Decking out a house you own can be a different experience from making a rental into a comfortable space because the scale is different: Budgets have to be bigger because you’re usually filling more space, purchases tend to be more long-term because you’re not sweating the end of a lease, and suddenly, that couch you’ve been moving from place to place since college is no longer socially acceptable. Here’s how to approach decorating a house when you’ve only ever lived in an apartment.

Pause and plan

Step one is to take a moment and slow down, resisting the urge to be “moved in” as quickly as possible. Moving into an apartment is often an exercise in making your existing furniture somehow work in the new space, which encourages a haphazard approach and a utilitarian feel. The key to decorating a house, though, is to embrace what’s known as “slow decorating”:

  • Instead of just dragging all your existing furniture in and filling rooms with stuff, be thoughtful about what you plan to use the room for.

  • Measure each space so you can pick and arrange your furniture thoughtfully.

  • Choose furniture and accents that fit that plan. If an existing piece works in that plan, great! Otherwise, consider whether it fits elsewhere or if it needs to be replaced with something different.

Think in terms of rooms

Moving from a small rental to a sprawling house poses another psychological challenge: scale. Going from a modest and maybe even crowded place to a home with a lot more square footage can be overwhelming. Going from a small space you didn’t have a stake into a more permanent place that requires a lot more stuff can be overwhelming.

Instead of trying to come up with a comprehensive plan (and budget) to furnish and decorate the entire new space, take it room by room:

  • Start with the rooms you will use immediately and all the time: the primary bedroom, the kitchen, bathroom, and living room. Narrowing down your decisions to a specific room at a time will make the whole process more psychologically and financially manageable.

  • You can create a sense of cohesion by using the same “pop” color in each space and repeating decorative elements like vases or other decorative objects. Wall art that’s part of a series, for example, can link rooms even if you’re approaching them individually.

  • Once you have the main rooms set up, you can tackle the remaining rooms one at a time.

Another reason this works is the fact that small apartments often require you to make rooms multi-functional, but houses often have dedicated spaces—dining rooms, offices, living rooms, etc.
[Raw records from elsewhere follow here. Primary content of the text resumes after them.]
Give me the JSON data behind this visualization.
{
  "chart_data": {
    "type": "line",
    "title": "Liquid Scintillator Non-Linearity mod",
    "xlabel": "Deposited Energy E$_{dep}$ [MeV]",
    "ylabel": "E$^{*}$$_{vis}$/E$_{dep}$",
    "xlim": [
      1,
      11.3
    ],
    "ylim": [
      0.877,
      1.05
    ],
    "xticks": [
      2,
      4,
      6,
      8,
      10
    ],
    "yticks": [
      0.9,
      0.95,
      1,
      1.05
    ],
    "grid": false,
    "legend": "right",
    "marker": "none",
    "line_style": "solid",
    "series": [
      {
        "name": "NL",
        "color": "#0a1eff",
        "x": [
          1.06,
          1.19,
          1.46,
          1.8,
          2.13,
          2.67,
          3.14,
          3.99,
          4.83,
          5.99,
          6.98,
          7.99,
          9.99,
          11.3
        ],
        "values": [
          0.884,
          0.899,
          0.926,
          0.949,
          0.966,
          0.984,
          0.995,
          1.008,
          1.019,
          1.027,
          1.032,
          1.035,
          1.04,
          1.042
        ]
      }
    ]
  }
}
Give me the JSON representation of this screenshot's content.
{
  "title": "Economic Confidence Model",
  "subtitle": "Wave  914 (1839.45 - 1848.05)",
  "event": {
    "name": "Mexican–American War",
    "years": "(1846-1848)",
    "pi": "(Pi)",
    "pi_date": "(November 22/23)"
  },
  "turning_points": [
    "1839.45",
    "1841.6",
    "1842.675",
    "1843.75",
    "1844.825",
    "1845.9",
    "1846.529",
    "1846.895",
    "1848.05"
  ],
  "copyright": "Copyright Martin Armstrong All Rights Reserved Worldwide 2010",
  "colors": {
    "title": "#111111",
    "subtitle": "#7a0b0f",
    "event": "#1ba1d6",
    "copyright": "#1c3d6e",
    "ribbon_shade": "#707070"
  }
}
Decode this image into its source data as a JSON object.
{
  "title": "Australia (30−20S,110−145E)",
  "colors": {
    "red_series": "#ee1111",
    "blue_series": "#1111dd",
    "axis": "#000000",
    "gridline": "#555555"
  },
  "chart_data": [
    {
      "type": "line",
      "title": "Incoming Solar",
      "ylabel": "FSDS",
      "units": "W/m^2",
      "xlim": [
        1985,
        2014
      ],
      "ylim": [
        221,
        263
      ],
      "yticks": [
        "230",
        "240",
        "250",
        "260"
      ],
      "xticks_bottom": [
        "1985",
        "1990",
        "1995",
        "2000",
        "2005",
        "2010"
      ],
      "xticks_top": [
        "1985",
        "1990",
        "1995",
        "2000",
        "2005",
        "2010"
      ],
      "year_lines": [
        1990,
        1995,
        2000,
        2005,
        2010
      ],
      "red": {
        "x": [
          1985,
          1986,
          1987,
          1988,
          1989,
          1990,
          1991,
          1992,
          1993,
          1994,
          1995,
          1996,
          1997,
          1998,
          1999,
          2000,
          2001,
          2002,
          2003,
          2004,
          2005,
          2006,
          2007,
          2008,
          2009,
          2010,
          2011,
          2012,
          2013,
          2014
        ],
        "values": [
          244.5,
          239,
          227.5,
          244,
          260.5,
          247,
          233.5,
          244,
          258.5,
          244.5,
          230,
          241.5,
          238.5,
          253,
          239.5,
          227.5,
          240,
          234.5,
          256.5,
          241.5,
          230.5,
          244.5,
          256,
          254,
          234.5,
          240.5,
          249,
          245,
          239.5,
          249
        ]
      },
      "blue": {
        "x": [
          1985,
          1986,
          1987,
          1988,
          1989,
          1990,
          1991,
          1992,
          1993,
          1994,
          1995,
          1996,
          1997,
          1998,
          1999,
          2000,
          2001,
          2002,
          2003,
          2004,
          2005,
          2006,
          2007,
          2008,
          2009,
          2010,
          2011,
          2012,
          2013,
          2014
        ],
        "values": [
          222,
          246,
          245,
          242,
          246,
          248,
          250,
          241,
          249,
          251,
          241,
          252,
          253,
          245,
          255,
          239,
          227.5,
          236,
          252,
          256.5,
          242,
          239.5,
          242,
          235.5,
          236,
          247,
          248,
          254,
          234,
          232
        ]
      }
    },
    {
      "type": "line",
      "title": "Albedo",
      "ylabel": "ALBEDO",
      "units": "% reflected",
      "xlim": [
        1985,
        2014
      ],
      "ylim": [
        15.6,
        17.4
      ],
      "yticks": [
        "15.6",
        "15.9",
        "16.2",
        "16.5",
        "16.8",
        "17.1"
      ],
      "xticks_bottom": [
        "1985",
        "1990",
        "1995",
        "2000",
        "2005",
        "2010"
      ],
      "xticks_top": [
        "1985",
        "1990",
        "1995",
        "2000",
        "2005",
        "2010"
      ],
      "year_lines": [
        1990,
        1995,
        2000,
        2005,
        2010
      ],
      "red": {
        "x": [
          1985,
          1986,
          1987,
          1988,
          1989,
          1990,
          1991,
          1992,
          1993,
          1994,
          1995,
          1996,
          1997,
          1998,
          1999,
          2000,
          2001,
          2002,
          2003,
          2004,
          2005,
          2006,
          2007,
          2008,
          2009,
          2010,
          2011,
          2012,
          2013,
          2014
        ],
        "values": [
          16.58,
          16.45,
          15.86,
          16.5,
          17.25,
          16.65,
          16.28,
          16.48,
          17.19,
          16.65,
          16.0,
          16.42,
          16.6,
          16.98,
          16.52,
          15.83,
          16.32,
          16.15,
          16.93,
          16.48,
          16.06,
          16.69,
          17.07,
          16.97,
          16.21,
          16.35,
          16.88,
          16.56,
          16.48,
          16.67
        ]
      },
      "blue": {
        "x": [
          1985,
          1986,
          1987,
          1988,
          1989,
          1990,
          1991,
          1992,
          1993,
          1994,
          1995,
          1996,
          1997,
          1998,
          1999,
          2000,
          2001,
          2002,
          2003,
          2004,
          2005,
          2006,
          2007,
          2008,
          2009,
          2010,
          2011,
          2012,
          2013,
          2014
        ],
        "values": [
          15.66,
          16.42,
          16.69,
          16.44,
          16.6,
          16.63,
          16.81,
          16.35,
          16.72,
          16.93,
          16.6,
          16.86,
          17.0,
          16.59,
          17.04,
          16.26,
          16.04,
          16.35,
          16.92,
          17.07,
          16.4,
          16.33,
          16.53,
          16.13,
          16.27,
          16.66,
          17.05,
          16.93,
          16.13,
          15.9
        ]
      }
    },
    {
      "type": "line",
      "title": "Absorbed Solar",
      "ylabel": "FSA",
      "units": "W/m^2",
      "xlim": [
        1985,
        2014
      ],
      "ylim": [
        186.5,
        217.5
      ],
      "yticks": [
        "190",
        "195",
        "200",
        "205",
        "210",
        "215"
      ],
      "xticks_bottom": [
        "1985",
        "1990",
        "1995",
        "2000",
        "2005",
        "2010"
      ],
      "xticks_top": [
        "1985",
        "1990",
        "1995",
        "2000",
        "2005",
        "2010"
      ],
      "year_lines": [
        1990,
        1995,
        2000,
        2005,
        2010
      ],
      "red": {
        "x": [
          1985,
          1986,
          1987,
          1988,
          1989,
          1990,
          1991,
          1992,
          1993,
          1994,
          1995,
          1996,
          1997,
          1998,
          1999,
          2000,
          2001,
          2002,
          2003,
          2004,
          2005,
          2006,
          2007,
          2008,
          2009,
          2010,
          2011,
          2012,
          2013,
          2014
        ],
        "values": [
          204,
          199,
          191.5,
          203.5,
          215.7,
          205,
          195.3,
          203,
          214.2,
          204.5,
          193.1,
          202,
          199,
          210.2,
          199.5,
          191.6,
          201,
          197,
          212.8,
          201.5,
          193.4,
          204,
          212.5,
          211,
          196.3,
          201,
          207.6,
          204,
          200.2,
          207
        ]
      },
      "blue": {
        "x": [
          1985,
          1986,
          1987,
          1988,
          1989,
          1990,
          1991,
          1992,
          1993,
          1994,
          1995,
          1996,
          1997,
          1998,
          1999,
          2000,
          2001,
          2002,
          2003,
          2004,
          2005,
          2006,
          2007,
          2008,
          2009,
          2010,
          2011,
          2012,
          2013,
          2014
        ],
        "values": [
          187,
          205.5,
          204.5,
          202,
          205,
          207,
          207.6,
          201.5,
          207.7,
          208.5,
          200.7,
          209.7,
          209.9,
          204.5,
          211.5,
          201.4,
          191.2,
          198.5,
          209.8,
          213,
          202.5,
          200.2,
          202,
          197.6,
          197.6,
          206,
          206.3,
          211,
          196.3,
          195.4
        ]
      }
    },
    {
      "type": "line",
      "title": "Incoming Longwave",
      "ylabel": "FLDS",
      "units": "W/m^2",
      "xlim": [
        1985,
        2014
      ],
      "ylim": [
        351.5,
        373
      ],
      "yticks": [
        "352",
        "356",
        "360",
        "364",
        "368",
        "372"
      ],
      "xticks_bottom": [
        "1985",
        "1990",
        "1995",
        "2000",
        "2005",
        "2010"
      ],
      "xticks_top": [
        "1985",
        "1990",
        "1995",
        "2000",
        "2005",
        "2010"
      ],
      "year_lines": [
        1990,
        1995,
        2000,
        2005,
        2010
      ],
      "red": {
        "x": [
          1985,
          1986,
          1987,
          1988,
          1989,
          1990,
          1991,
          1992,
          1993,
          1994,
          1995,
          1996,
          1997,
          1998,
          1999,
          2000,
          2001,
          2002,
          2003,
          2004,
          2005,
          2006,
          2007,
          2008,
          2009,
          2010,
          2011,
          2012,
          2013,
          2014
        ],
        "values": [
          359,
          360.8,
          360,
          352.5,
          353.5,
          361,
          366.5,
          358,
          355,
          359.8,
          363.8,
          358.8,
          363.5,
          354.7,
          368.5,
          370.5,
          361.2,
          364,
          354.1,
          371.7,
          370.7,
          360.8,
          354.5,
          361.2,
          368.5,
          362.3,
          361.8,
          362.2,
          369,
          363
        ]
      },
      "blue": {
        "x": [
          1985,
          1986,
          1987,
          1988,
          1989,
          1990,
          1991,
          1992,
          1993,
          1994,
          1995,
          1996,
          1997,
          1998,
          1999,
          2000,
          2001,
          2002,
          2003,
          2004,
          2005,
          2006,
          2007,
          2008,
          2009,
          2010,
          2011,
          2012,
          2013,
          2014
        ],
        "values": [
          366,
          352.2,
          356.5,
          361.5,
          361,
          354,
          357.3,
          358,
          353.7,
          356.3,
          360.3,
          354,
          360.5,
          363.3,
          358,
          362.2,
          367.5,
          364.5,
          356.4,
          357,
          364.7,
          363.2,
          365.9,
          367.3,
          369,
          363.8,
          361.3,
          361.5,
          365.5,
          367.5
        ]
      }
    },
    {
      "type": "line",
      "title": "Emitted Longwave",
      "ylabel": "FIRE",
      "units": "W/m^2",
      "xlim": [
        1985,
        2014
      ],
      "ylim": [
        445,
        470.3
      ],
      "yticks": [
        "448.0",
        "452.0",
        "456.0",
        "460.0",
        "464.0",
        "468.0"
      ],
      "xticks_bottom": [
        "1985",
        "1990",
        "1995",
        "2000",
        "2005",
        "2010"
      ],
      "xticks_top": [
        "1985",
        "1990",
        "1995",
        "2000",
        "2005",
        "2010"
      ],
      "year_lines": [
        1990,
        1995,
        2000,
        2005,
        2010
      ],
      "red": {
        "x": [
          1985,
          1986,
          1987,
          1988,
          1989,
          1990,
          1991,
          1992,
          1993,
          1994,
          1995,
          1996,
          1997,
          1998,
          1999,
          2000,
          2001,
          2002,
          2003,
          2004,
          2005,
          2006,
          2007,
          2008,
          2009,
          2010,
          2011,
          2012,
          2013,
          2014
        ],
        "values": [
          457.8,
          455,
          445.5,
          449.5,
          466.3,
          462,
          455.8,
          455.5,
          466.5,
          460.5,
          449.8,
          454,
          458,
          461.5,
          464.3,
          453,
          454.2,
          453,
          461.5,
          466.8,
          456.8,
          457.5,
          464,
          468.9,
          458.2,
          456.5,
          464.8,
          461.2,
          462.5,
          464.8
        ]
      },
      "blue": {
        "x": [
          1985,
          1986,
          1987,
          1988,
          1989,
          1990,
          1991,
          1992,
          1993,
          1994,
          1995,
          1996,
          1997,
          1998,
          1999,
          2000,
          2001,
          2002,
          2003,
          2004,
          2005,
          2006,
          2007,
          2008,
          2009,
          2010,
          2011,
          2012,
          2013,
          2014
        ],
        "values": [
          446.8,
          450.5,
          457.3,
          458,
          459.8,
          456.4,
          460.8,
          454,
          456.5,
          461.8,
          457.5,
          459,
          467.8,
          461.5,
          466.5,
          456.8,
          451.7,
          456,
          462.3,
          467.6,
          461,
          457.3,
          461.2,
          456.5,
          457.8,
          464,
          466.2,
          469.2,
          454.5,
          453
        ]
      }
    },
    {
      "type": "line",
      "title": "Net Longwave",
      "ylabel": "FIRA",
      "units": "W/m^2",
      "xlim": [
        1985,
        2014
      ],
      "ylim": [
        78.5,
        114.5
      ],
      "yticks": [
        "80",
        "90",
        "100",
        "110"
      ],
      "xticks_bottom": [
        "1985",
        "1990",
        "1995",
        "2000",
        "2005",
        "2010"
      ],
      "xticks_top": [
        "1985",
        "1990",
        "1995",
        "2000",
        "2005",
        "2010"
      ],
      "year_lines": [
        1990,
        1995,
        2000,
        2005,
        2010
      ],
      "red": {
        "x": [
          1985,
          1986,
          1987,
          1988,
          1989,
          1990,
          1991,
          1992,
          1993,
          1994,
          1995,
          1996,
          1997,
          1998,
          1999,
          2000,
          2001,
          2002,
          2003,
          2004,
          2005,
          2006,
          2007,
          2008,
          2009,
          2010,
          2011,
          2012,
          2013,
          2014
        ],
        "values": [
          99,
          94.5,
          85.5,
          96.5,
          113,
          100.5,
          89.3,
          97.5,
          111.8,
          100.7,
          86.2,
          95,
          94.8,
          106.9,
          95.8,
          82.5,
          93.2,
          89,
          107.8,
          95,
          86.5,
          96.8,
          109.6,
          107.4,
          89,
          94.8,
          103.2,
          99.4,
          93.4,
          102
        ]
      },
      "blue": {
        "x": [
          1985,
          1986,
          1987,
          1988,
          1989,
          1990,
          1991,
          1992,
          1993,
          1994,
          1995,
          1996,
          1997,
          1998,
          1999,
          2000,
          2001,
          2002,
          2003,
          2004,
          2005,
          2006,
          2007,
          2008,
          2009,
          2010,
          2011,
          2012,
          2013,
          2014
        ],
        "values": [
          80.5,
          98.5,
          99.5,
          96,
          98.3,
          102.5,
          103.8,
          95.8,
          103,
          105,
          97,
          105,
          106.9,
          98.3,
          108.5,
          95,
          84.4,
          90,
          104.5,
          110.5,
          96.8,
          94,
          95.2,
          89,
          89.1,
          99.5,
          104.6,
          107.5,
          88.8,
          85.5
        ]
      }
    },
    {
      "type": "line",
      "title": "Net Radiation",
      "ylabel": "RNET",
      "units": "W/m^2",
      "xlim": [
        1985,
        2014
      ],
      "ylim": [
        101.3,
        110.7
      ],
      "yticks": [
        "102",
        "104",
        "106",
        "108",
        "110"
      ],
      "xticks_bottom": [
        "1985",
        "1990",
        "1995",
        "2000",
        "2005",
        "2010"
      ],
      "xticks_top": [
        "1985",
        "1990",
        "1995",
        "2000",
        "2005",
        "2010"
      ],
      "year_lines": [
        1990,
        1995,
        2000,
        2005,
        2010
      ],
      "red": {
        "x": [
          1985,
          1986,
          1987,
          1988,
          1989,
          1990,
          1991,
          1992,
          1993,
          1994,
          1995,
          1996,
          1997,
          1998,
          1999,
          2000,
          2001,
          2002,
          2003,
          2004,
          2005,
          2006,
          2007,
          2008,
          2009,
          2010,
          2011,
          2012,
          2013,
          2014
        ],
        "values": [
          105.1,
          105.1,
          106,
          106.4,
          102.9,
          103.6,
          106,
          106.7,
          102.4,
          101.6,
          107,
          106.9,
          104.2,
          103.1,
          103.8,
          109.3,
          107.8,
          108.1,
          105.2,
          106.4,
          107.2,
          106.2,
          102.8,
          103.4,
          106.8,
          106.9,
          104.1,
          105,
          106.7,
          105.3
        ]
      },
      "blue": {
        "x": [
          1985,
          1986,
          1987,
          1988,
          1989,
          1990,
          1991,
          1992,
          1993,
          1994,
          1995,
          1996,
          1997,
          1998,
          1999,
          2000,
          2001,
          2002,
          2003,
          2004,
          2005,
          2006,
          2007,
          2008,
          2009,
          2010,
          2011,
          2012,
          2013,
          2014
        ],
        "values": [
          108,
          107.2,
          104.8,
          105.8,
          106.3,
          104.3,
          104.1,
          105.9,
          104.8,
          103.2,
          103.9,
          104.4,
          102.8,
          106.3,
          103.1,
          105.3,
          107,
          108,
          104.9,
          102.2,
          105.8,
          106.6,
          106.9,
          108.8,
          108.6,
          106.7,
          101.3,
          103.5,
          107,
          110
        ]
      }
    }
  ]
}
If you’re going from a space where one room was your office, living room, and exercise space, taking each room individually will help you envision what your ideal version of that space would be instead of what you can fit or what can easily be stashed out of sight.

Embrace space

In smaller rental spaces, we often make decisions around furniture that solve apartment-related problems, like a lack of a guest bedroom (resulting in a heavy, bulky sleeper sofa) or a lack of useful storage (resulting in buying everything with extra storage space, like an Admiral bed). But a house may not present those same challenges, so it’s time to ask yourself if that sleeper sofa or other storage piece still makes sense.

The size of the rooms also has to be taken into consideration. In an apartment, for example, cramming a couch and a coffee table into a room is all it takes to make a living room, but a larger room in a house might feel empty, requiring more thought about how you’re going to use the room. Will it mainly be a viewing experience, with lots of comfortable seating arranged in front of a screen? Or do you want to foster more of a conversation space, with seating facing each other? Or, if you have the space, will it be both?

Finally, a house with more space can benefit from larger “statement”-type pieces of furniture—oversized furniture, or large artwork on the walls. Remind yourself that you can go big and go home in a house.